The Oklahoma State State Department of Health reported 526 new COVID-19 cases Friday — the second-largest single-day increase in the state. In Norman, cases grew by 49, which is the city’s largest single-day jump. OU has also shared it has 12 active cases among its football players on Wednesday.

Riley expressed optimism through the 35-minute media session, saying he thinks there’s a good chance OU will face FCS foe Missouri State on Sept. 5.

He at least would like OU’s regular schedule to run as on-time as possible.

“I hope like hell we can play in the fall and do it as close as to how we’ve done it before,” Riley said. “If we can do that, then I’m all for it. That’s the best option.”

Riley’s mind still seems open to other avenues to start and complete the 2020 season.

The Big 12 Conference might be forced to move its Dec. 5 championship game later into the month to accommodate games postponed because of COVID-19, according to’s Dennis Dodd, who spoke with myriad Big 12 athletics directors.

If the Big 12 is unable to complete play in the fall, college football might be pushed to the spring.

How a spring college football season would look is difficult to predict. Riley wouldn’t shut the door, however, on the idea.

“I think the people who say it’s not doable, in my opinion, just don’t want to think about it,” he said. “I think it would be wrong of us to take any potential option off the table right now. I think it would be very difficult to say the spring is not a potential option. I, for one, believe it’s very doable.”

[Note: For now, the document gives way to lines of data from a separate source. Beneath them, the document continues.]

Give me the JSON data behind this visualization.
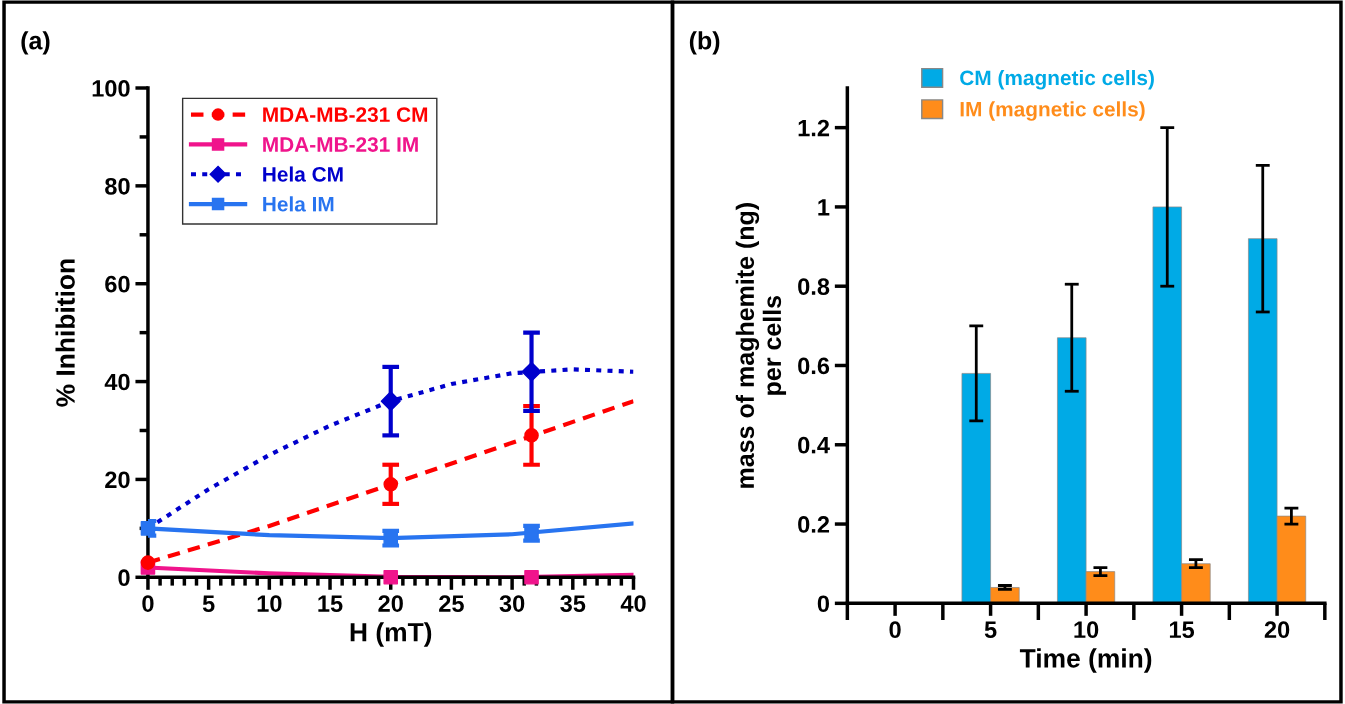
{
  "chart_data": [
    {
      "type": "line",
      "title": "(a)",
      "xlabel": "H (mT)",
      "ylabel": "% Inhibition",
      "xlim": [
        0,
        40
      ],
      "xticks": [
        0,
        5,
        10,
        15,
        20,
        25,
        30,
        35,
        40
      ],
      "ylim": [
        0,
        100
      ],
      "yticks": [
        0,
        20,
        40,
        60,
        80,
        100
      ],
      "grid": false,
      "legend": "top left",
      "series": [
        {
          "name": "MDA-MB-231 CM",
          "type": "scatter",
          "color": "#ff0000",
          "marker": "circle",
          "line_style": "dashed",
          "x": [
            0,
            20,
            31.6
          ],
          "values": [
            3,
            19,
            29
          ],
          "errors": [
            null,
            4,
            6
          ]
        },
        {
          "name": "MDA-MB-231 IM",
          "type": "scatter",
          "color": "#f0148c",
          "marker": "square",
          "line_style": "solid",
          "x": [
            0,
            20,
            31.6
          ],
          "values": [
            2,
            0,
            0
          ],
          "errors": [
            null,
            null,
            null
          ]
        },
        {
          "name": "Hela CM",
          "type": "scatter",
          "color": "#0000cc",
          "marker": "diamond",
          "line_style": "dotted",
          "x": [
            20,
            31.6
          ],
          "values": [
            36,
            42
          ],
          "errors": [
            7,
            8
          ]
        },
        {
          "name": "Hela IM",
          "type": "scatter",
          "color": "#2874f0",
          "marker": "square",
          "line_style": "solid",
          "x": [
            0,
            20,
            31.6
          ],
          "values": [
            10,
            8,
            9
          ],
          "errors": [
            1.5,
            1.5,
            1.5
          ]
        },
        {
          "type": "line",
          "color": "#ff0000",
          "line_style": "dashed",
          "x": [
            0,
            10,
            20,
            30,
            40
          ],
          "values": [
            3,
            10.5,
            19,
            27.5,
            36
          ]
        },
        {
          "type": "line",
          "color": "#f0148c",
          "line_style": "solid",
          "x": [
            0,
            10,
            20,
            30,
            40
          ],
          "values": [
            2,
            0.8,
            0.1,
            0,
            0.5
          ]
        },
        {
          "type": "line",
          "color": "#0000cc",
          "line_style": "dotted",
          "x": [
            0,
            5,
            10,
            15,
            20,
            25,
            30,
            35,
            40
          ],
          "values": [
            10,
            18,
            25,
            31,
            36,
            39.5,
            41.7,
            42.5,
            42
          ]
        },
        {
          "type": "line",
          "color": "#2874f0",
          "line_style": "solid",
          "x": [
            0,
            10,
            20,
            30,
            40
          ],
          "values": [
            10,
            8.6,
            8,
            8.8,
            11
          ]
        }
      ]
    },
    {
      "type": "bar",
      "title": "(b)",
      "xlabel": "Time (min)",
      "ylabel": "mass of maghemite (ng)\nper cells",
      "categories": [
        "0",
        "5",
        "10",
        "15",
        "20"
      ],
      "ylim": [
        0,
        1.3
      ],
      "yticks": [
        0,
        0.2,
        0.4,
        0.6,
        0.8,
        {
          "value": 1,
          "label": "1"
        },
        1.2
      ],
      "grid": false,
      "legend": "top",
      "series": [
        {
          "name": "CM (magnetic cells)",
          "color": "#00aae6",
          "values": [
            null,
            0.58,
            0.67,
            1.0,
            0.92
          ],
          "errors": [
            null,
            0.12,
            0.135,
            0.2,
            0.185
          ]
        },
        {
          "name": "IM (magnetic cells)",
          "color": "#ff8c1a",
          "values": [
            null,
            0.04,
            0.08,
            0.1,
            0.22
          ],
          "errors": [
            null,
            0.005,
            0.01,
            0.01,
            0.02
          ]
        }
      ]
    }
  ]
}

Riley said a full season might be out of play if the schedule is ultimately moved to spring.

“It would probably be a conference season, post-season only,” he said.

The 2021 offseason would likely be the most impacted by the change. Players will need adequate time off, which could potentially affect when the 2021 season can start.

Thinking about a spring college football season might be looking too far ahead. But if there’s one thing Riley seemed to agree with most Friday, all plans are fluid as long as the pandemic sticks around.

“These things can change in a moment’s notice,” Riley said. “But I feel confident in the plan that we have going forward right now to be ready to kick it off against Missouri State.”